THere is a strange URL [https://openlibrary.org/query.json?type=/type/edition&*=&ocaid=WillieLynchLetter1712&callback=jQuery11020018995238347655485_1545885427175&_=1545885427176] which says its application/json
but actually returns application/javascript
Options
I’m trying to figure out a strategy to do this in both the Dweb, or offline case, its tricky, in both cases.
For dweb.archive.org I think I have to ….
For dweb-mirror (offline) where there is a local server.
Done: ./crawl.js --level all zandvoort.newspapers.1992.zandvoorts.nieuwsblad but it missed the big files (>700Mb for the zip)

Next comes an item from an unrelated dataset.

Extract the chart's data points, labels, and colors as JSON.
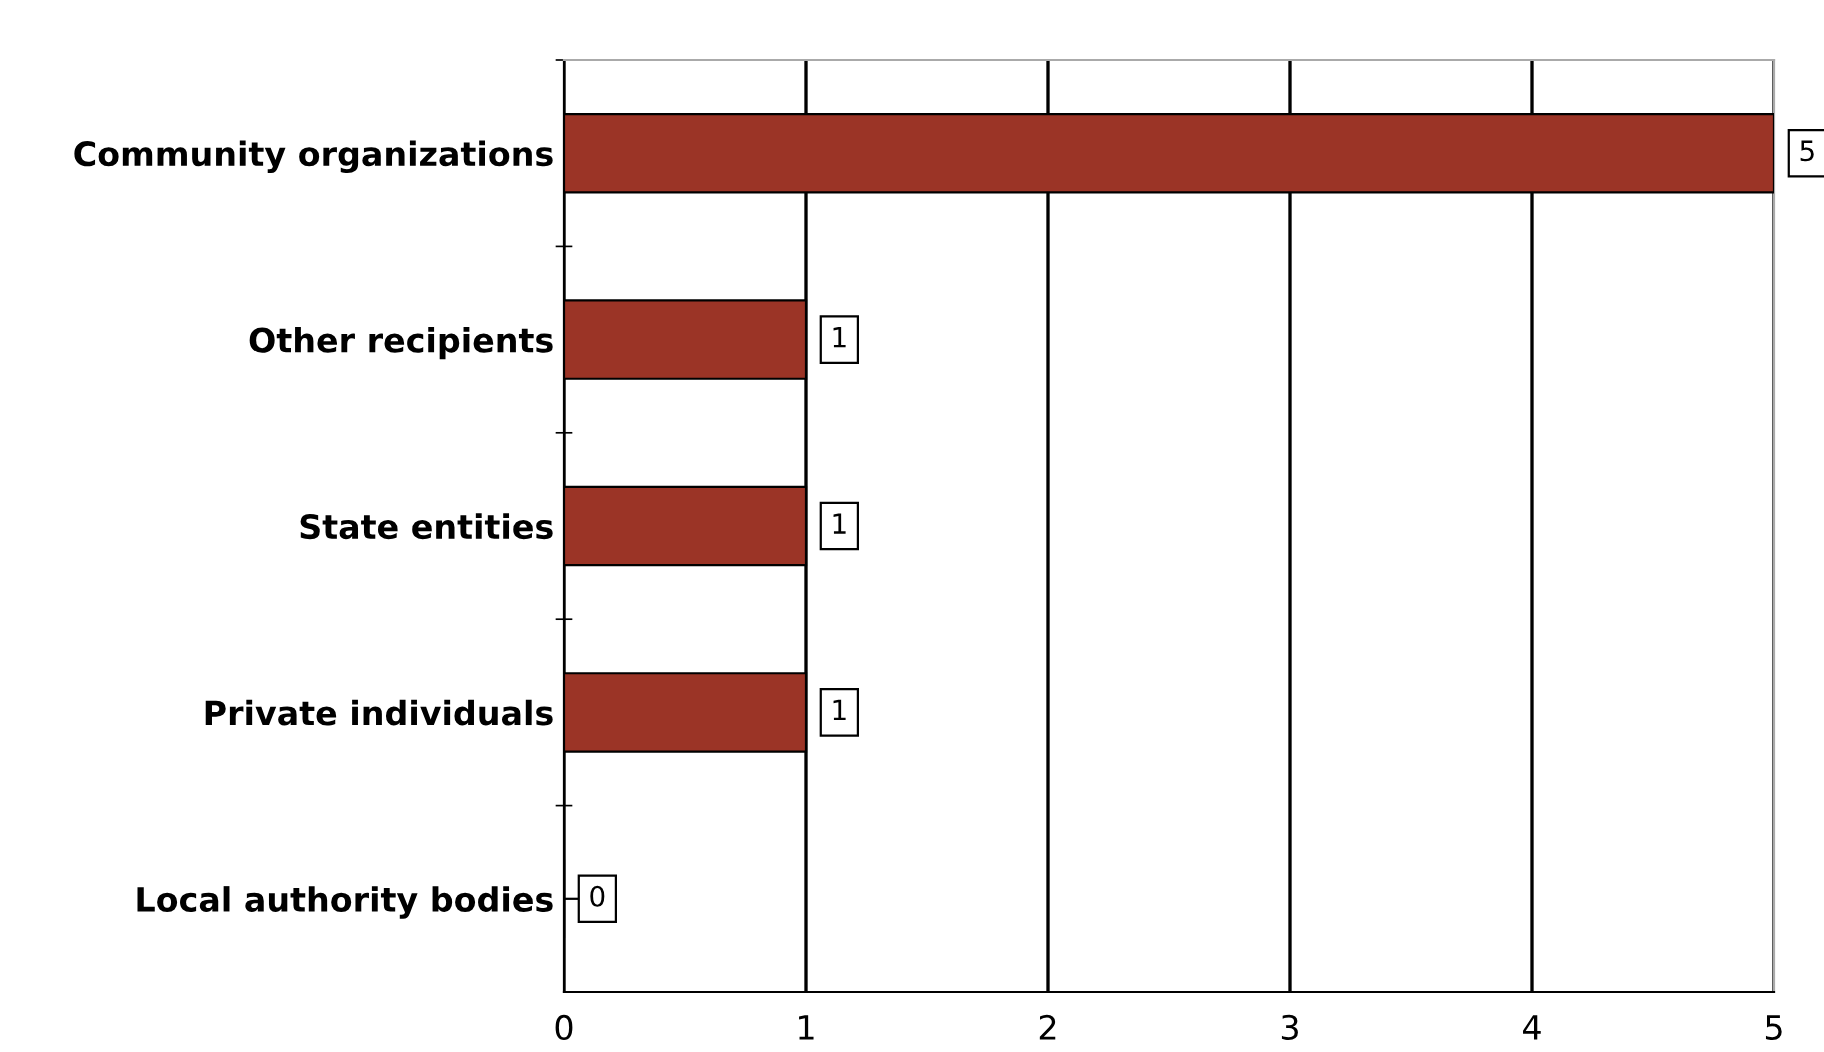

(Note to self - see EN/Dweb - Archive - Text)
An example of a text item with multiple "books" try https://archive.org/details/ialerequestsummary Books are one page
EDITED: Background info: Multipage books thetaleofpeterra14838gut or alicesadventures19033gut are reasonably small but are displaying as a slide carousel [https://archive.org/search.php?query=mediatype:texts%20AND%20imagecount:8] shows small ones and unitednov65unit is an example
[ ] Figure out what switches slide carousel or bookreader
From Jeff Kaplan: typically if an item is mediatype=texts
and there is an abby and pdf file then it will result in a bookreader presentation. loose images would not result in a pdf or bookreader presentation. and an item with abby and pdf that is mediatype=texts would have no bookreader presentation. it would need to be mediatype=texts.
See - #109 for failure case (Peter Rabbit) that should use slide carousel
The system currently supports text through Richards player, at some point it needs to work with that player to allow it to be decentralized.